In Israel verlangsamt kein Föderalismus Entscheidungsprozesse. Das ermöglichte es, einhergehend mit der durchaus Tücken bergenden Zentralität der israelischen Systemstrukturen, dem Premier wie auch den Ministerien, schnelle Entscheidungen zu fällen und Anweisungen zu erteilen. Ohne großartige Debatten erging an die Gesundheitskassen schlichtweg die entsprechende Order.

Pluspunkte für Netanjahu bei Neuwahlen?

Doch bei der erfolgreichen Impfkampagne geht es nicht ausschließlich um die öffentliche Gesundheit und wirtschaftliche Zukunft des Landes. Zweifelsohne hat Netanjahu nicht aus dem Blick verloren, dass ihm dieser Erfolg bei der nächsten Wahl Pluspunkte verschaffen könnte. Die braucht er dringend. Israels Wähler, die mit seiner bisherigen Handhabung der Pandemie denkbar unzufrieden sind, sollen bereits im März zum vierten Mal innerhalb von nur zwei Jahren an die Wahlurnen pilgern.

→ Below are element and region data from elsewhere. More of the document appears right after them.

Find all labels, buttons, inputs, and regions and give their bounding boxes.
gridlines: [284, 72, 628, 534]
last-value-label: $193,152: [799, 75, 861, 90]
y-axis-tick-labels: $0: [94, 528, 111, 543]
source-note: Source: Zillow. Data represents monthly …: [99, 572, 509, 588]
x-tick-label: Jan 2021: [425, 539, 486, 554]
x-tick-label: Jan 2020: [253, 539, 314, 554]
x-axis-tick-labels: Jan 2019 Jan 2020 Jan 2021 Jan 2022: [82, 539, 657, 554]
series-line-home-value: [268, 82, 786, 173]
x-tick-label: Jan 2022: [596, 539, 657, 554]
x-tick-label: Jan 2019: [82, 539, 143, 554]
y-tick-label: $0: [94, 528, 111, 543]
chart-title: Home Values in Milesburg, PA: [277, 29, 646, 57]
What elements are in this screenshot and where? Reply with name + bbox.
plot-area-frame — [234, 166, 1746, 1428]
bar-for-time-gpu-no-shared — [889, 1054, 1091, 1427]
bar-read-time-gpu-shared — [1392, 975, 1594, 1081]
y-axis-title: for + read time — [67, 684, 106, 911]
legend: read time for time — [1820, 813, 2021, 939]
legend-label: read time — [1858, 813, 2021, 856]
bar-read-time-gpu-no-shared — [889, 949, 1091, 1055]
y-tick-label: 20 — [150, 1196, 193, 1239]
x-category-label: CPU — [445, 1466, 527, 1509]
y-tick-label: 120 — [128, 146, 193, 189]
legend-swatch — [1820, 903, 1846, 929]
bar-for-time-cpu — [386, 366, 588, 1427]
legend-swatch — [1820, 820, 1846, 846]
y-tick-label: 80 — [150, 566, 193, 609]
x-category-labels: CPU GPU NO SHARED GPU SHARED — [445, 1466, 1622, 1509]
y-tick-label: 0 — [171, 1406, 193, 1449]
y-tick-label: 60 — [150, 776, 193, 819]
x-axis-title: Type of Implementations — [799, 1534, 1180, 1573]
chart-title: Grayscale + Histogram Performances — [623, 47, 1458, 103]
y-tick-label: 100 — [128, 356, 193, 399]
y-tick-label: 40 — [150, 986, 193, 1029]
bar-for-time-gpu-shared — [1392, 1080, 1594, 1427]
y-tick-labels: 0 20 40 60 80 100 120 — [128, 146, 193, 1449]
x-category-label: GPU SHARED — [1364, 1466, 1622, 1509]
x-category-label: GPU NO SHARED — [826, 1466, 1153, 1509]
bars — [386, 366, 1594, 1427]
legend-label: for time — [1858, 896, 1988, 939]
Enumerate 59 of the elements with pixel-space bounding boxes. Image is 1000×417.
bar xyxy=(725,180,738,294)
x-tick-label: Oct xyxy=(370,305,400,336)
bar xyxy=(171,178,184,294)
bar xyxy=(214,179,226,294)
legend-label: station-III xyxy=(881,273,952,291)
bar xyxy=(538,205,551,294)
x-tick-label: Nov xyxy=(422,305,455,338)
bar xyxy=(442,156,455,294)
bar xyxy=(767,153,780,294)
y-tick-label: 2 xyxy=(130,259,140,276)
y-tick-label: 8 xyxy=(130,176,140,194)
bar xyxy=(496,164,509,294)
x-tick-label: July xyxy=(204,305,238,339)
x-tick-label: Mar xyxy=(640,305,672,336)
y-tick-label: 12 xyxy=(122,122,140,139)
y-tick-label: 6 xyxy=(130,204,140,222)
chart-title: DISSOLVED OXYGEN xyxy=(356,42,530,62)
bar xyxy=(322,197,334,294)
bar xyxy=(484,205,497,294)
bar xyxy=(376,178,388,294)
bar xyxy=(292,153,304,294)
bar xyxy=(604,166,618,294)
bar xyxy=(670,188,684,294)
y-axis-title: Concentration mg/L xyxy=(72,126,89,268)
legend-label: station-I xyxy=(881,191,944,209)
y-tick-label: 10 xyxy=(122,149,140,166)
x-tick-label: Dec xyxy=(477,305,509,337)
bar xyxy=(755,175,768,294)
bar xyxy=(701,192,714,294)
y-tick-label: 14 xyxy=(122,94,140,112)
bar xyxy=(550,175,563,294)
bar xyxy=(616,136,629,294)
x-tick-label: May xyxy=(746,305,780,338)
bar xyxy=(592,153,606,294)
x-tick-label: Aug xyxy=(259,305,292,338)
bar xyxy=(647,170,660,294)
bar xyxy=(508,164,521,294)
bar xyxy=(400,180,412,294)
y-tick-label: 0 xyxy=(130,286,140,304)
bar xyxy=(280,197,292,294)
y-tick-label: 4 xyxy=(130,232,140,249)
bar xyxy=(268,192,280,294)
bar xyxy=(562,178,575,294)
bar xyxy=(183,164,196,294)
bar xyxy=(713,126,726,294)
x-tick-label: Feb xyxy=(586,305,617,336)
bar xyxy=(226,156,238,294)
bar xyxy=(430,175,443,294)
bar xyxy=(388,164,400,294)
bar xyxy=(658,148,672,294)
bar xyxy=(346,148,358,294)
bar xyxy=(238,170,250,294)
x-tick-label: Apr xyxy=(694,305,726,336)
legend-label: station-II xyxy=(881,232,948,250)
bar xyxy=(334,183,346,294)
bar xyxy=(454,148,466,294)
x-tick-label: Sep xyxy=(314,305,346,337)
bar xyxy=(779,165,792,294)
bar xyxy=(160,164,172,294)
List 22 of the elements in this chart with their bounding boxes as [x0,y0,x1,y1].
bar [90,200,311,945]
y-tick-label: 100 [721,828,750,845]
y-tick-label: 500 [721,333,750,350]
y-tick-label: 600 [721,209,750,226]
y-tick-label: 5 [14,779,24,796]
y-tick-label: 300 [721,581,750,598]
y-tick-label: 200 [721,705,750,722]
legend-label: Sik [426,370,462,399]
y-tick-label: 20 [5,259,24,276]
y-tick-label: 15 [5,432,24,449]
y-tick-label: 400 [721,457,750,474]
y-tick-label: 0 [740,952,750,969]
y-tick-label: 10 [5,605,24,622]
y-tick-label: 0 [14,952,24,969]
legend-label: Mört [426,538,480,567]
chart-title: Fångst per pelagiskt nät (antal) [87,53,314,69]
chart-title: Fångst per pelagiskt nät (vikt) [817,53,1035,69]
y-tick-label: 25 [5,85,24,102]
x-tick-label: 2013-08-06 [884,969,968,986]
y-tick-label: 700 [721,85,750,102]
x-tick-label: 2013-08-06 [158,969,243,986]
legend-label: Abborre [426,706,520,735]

Zudem muss Netanjahu, der auf den Beginn seiner Gerichtsverfahren blickt, derzeit miterleben, dass viele treue Likud-Politiker seiner Partei und damit auch ihm den Rücken kehren. Somit hat eine erfolgreiche Kampagne zugunsten der öffentlichen Gesundheit auch eine unübersehbare politische Dimension.